I bought a book at Hatchards on Piccadilly the other day. I’m very fond of it – I’ve been going there since I was a kid – but it really is the prime bookshop of the Buffer Zone (that area of wine merchants, hatters, art dealers etc., around St. James’s Palace). If you don’t believe me, take a look at their picks of the season, packed with double-barrelled names and books on gardening. And no Da Vinci Code in sight.
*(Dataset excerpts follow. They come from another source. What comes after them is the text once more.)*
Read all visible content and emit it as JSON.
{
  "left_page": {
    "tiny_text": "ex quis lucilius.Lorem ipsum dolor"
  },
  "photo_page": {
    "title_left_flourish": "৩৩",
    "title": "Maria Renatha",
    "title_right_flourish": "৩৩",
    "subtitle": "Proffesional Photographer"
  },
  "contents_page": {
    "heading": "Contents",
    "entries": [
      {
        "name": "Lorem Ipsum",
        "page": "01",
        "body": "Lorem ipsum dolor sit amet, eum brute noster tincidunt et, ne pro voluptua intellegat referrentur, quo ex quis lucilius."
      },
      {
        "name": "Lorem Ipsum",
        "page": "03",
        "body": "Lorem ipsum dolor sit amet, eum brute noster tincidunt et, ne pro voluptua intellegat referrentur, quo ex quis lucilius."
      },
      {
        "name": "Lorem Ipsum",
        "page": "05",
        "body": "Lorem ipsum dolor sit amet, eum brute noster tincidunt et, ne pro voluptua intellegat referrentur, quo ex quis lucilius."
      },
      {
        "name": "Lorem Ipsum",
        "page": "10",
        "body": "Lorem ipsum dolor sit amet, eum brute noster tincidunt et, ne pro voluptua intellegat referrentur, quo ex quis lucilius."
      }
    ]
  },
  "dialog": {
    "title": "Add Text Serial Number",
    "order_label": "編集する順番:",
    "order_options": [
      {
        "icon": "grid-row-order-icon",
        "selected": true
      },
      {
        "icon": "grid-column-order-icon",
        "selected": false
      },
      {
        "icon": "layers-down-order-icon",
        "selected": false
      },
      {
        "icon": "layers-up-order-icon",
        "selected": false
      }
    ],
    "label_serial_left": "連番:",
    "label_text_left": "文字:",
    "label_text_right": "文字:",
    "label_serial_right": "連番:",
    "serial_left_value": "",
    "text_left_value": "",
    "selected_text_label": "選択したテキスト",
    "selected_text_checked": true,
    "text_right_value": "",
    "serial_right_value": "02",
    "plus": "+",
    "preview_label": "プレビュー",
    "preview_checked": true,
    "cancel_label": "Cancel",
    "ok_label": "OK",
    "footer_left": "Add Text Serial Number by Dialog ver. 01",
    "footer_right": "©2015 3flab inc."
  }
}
Worrying noises from the Kremlin

Apparently, the breakup of the USSR was the greatest geo-political catastrophe of the 20th century – something of a surprise on Anzac Day, 60 years after the liberation of the concentration camps. In an entirely related point, he’s also said that Russia “will decide for itself the pace, terms and conditions of moving towards democracy”, which has strong echoes of Pervez Musharraf (and every other political strongman in history).

Kids and perspective

I was in London and St. Albans today, looking around at couples with and without children. I thought about the time my wife and I had together before the kids came along, and about the career thinking I’ve done before and since.

You hear a lot of people say that when you have kids, they become the most important thing in your life, and I think that’s mostly true. But as well as shortening your perspective – down from career and social life towards kids and family life – they also extend your perspective immensely. So I’ve found myself much more drawn towards projects to make a difference to the world than before kids came along – partly perhaps because I’m getting older and more thoughtful, but also because I want to make a better world for my two, and everyone else’s.

How not to design a web site

Every time I try to buy a train ticket from the Trainline in the UK, I get angry. It just has too many brainless avoidable problems, such as:

  • The site is unbearably slow and clunky, particularly compared to something like Expedia
  • It only seems to work well on Windows PCs running IE
  • The error messages are of the classic Microsoft “Something went wrong, and it could be one of these twenty things, or something else”; and
  • It lets you try and buy cheap tickets before telling you that only the expensive ones are available.

All this is annoying in itself, but when you consider that the railways are competing against airlines for business, you would think that someone would try and sort the situation out. Apparently not. Even the market hasn’t worked (a common complaint in the rail industry) – when a better, speedier competitor (QJump) opened a couple of years back, the Trainline bought it.

I’m beginning to think it might be run by Microsoft.

ITV’s finest hour

Remember Rodney Hylton-Potts, the racist nutter who won ITV’s woeful “Vote for Me” a while back? Despite the overblown PR puff that preceded the programme, it was a ghastly, ghastly failure, shoved into a graveyard slot, and ‘starring’ seven would-be politicians who made my district councillor look like Gladstone. On a tiny vote (140,000), the most extreme voice won, which gave great pleasure to the fascists.

Despite the obvious flaws in the programme, Kelvin McKenzie said that any of the candidates would make better MPs than those (at that time) in the Commons. Well, perhaps, Kelvin.

Mr Hylton-Potts is standing for Parliament in Folkestone and Hythe for a party called Get Britain Back. In a recent delighted press release, Mr Hylton-Potts announced that the BNP candidate in Folkestone was withdrawing, and that all the people who voted for him on Vote for Me should vote BNP. Another triumph for the popular will!

Somehow, I don’t see Vote for Me II being on our screens any time soon.